そっと太ももを少し触ってみた。外側が広範囲に渡って赤く腫れている。骨には異常はないみたいだけど、内出血になっていてかなり痛そうだ。
「ヒール」
傷ついた血管や筋肉を修復するイメージを作ってみたが、だんだんヒールに慣れてきたのか言葉で「ヒール」と言うだけで、怪我が癒されていった。
他に怪我人はいなかったので、オークの処分を始めた。
基本的に護衛中に退治した魔物は護衛の冒険者の取り分だ。
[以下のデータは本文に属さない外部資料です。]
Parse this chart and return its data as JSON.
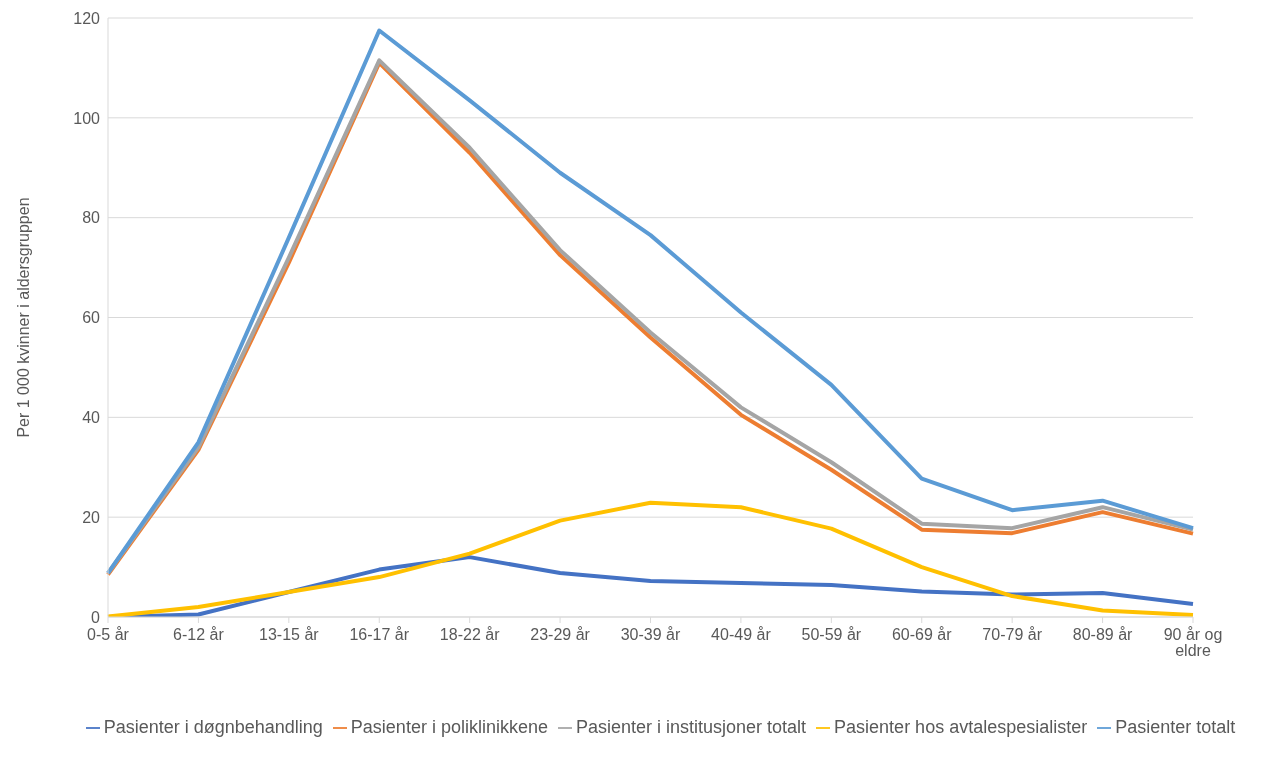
{
  "chart_data": {
    "type": "line",
    "ylabel": "Per 1 000 kvinner i aldersgruppen",
    "categories": [
      "0-5 år",
      "6-12 år",
      "13-15 år",
      "16-17 år",
      "18-22 år",
      "23-29 år",
      "30-39 år",
      "40-49 år",
      "50-59 år",
      "60-69 år",
      "70-79 år",
      "80-89 år",
      "90 år og eldre"
    ],
    "series": [
      {
        "name": "Pasienter i døgnbehandling",
        "color": "#4472c4",
        "values": [
          0,
          0.5,
          5,
          9.5,
          12,
          8.8,
          7.2,
          6.8,
          6.4,
          5.1,
          4.5,
          4.8,
          2.6
        ]
      },
      {
        "name": "Pasienter i poliklinikkene",
        "color": "#ed7d31",
        "values": [
          8.5,
          33.5,
          71,
          111,
          93,
          72.5,
          56,
          40.5,
          29.5,
          17.5,
          16.8,
          21,
          16.7
        ]
      },
      {
        "name": "Pasienter i institusjoner totalt",
        "color": "#a5a5a5",
        "values": [
          8.8,
          34,
          72,
          111.5,
          94,
          73.5,
          57,
          42,
          31,
          18.7,
          17.8,
          22,
          17.5
        ]
      },
      {
        "name": "Pasienter hos avtalespesialister",
        "color": "#ffc000",
        "values": [
          0.1,
          2,
          5,
          8,
          12.7,
          19.3,
          22.9,
          22,
          17.7,
          10,
          4.2,
          1.3,
          0.4
        ]
      },
      {
        "name": "Pasienter totalt",
        "color": "#5b9bd5",
        "values": [
          8.8,
          35,
          76,
          117.5,
          103.5,
          89,
          76.5,
          61,
          46.5,
          27.7,
          21.4,
          23.3,
          17.8
        ]
      }
    ],
    "ylim": [
      0,
      120
    ],
    "yticks": [
      0,
      20,
      40,
      60,
      80,
      100,
      120
    ],
    "grid": "y",
    "legend": "bottom",
    "marker": "none",
    "line_style": "solid"
  }
}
今回は危険の可能性があると分かっていての仕事なので全て冒険者達に任せてくれた。
私とウィンもオークを倒せていたので、今回はそれぞれ自分で倒した分を取り分にしようということになった。
取り分と言っても、体調2m程あるオークを持って帰るのは大変なようで、レッドサンダーは6匹の内、3匹だけを魔法袋に入れて持って帰ることにしたようだ。
残りの3匹は商人達が引き受けることにしたらしい。
私とウィンは4匹すべてアイテムボックスに入れて持って帰ることにした。そういえば先日の魔犬も3匹入ったままだ。
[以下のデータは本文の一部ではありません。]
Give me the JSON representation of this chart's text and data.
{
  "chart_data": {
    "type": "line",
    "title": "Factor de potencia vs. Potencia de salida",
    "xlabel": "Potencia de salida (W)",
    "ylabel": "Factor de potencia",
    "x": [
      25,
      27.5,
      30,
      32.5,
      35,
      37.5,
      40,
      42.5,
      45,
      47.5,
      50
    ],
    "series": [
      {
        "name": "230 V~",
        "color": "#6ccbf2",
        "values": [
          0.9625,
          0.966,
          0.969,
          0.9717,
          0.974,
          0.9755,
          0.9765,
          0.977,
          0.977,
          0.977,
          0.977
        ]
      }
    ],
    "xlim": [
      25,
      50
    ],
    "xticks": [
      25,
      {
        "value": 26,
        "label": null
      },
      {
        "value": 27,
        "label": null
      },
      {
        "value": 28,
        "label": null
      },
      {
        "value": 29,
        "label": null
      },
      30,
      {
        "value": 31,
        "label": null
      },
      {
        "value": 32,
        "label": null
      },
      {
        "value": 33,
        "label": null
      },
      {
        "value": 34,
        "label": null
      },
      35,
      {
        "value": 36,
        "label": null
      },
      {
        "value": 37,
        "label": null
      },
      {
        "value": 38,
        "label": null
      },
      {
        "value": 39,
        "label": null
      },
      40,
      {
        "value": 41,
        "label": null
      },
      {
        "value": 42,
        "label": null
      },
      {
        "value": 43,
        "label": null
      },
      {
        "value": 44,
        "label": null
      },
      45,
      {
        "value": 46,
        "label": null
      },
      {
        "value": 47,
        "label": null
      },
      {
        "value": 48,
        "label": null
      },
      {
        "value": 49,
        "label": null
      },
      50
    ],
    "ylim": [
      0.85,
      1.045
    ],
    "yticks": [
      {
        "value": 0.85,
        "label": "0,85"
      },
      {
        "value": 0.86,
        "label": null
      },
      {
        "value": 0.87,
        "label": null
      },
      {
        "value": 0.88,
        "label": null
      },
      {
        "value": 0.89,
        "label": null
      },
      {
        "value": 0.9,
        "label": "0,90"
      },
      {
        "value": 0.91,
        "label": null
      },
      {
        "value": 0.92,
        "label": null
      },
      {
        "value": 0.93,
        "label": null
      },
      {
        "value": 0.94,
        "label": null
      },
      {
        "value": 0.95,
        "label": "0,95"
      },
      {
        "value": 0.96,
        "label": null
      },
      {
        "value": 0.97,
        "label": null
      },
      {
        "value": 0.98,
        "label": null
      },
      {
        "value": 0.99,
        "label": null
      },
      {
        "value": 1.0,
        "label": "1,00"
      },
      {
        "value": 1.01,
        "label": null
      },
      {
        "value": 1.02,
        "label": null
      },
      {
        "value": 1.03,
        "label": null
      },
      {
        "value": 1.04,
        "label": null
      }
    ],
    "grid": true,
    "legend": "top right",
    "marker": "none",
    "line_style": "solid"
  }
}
オークを1匹ずつアイテムボックスに収納していたところ、私が瞬間冷凍で凍らせたオークにみんなが集まっていた。
「これどうなっているんだ?」
「このオークまだ生きているのか?」
「いや、全身凍っているから死んでいるんじゃないか?」
「俺が危ないところをトウコちゃんが魔法で吹き飛ばして、凍らしてくれたんだ」
ナポンが説明していた。
「こんな大型の魔物を丸々凍らせるなんて……」
みんなの視線が一斉に私に集まった。
でも私の能力を無暗に詮索されることはなかった。
どうやら、氷魔法は単純に水魔法の応用ではなく熱属性との複合魔法のようで、この世界では氷魔法の使い手は高い技術を持っているらしい。Dランク冒険者が使える事にも驚いたようだ。
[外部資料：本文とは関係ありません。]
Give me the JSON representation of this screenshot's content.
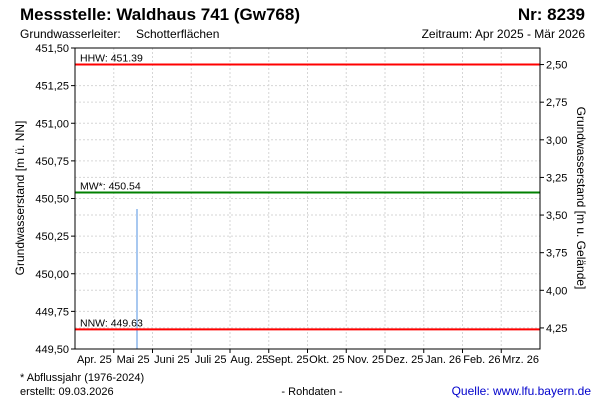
{
  "header": {
    "title": "Messstelle: Waldhaus 741 (Gw768)",
    "number": "Nr: 8239",
    "aquifer_label": "Grundwasserleiter:",
    "aquifer_value": "Schotterflächen",
    "period": "Zeitraum: Apr 2025 - Mär 2026"
  },
  "footer": {
    "note": "* Abflussjahr (1976-2024)",
    "created": "erstellt:  09.03.2026",
    "raw": "- Rohdaten -",
    "source": "Quelle: www.lfu.bayern.de"
  },
  "colors": {
    "extreme_line": "#ff0000",
    "mean_line": "#008000",
    "measurement": "#a8c8f0",
    "grid": "#d6d6d6"
  },
  "chart_data": {
    "type": "line",
    "xlabel": "",
    "ylabel": "Grundwasserstand [m ü. NN]",
    "y2label": "Grundwasserstand [m u. Gelände]",
    "ylim": [
      449.5,
      451.5
    ],
    "y2lim": [
      4.39,
      2.39
    ],
    "categories": [
      "Apr. 25",
      "Mai 25",
      "Juni 25",
      "Juli 25",
      "Aug. 25",
      "Sept. 25",
      "Okt. 25",
      "Nov. 25",
      "Dez. 25",
      "Jan. 26",
      "Feb. 26",
      "Mrz. 26"
    ],
    "y_ticks": [
      "449,50",
      "449,75",
      "450,00",
      "450,25",
      "450,50",
      "450,75",
      "451,00",
      "451,25",
      "451,50"
    ],
    "y2_ticks": [
      "2,50",
      "2,75",
      "3,00",
      "3,25",
      "3,50",
      "3,75",
      "4,00",
      "4,25"
    ],
    "reference_lines": [
      {
        "label": "HHW: 451.39",
        "value": 451.39,
        "color": "#ff0000"
      },
      {
        "label": "MW*: 450.54",
        "value": 450.54,
        "color": "#008000"
      },
      {
        "label": "NNW: 449.63",
        "value": 449.63,
        "color": "#ff0000"
      }
    ],
    "series": [
      {
        "values": [
          {
            "month": 1.6,
            "low": 449.5,
            "high": 450.43
          }
        ]
      }
    ],
    "grid": true
  }
}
エニフから授かった『魔法操作自由』のスキルのおかげで、想像した魔法を自由に使用できるけど、普通ではないようだ。今後は、この世界の普通の魔法も勉強しようと思った。
*****ロマン
俺たちは中堅冒険者だ。年齢も10代後半から20代前半と若いメンバーの割にCランク冒険者で将来有望と注目されている。
今回は駆け出しの冒険者『ペガススアイ』と同行することになった。ギルド職員のリップスさんが目をかけている2人だという。
いつも通り、駆け出しの冒険者と同行する時は一番安全な場所に配置させてやる。俺たちからすると戦力というよりは保護する対象ということになる。
ただ今回は直近のルート復路で魔物の襲撃に遭っているため、さすがの俺たちにもそんな余裕はあまりない。
リップスさんも面倒を押し付けてきたと思った。
一応、治癒魔法を使えることは聞いていたけどまさか探知魔法まで使えるとは。
探知魔法は確か土魔法と風魔法の複合魔法じゃなかったか?
それに『よろしければ少し視界を明るくしましょうか?』と遠慮がちに言っていたが少しどころかあの真っ白い光は一体なんなんだ? そんな魔法見たことないぞ。それも『ライト』という一言で。
まあ俺たちはその光でかなり優位に戦いに持ち込めたんだけどな。
人間の視力では魔物のように夜に対応できないから昼に戦うよりも戦力が30%は落ちてしまう。
でもあの光のおかげで真昼間のように動けた。本当にありがたい。
氷魔法も、2mの巨体を一瞬で凍らせるなんて隠れ上級魔導士か? 食事の時もずっとローブで顔は見えないけど顔を隠さないとならない理由があるのだろうか?
それに規格外なのはトウコちゃんだけじゃない。
ウィンの剣術にも隙がない。個人ではBランクの俺はさておき、冒険者になって何度も魔物と対峙しているロゼとナポンよりも明らかに動きが早い。直接対決すると俺よりも…………。いや、そんなことは今考えても仕方がない。
とにかく、今回に関しては戦力になりそうでありがたい。
今回のオークの連携した攻撃に注意をして帰りも気を引き締めないとな。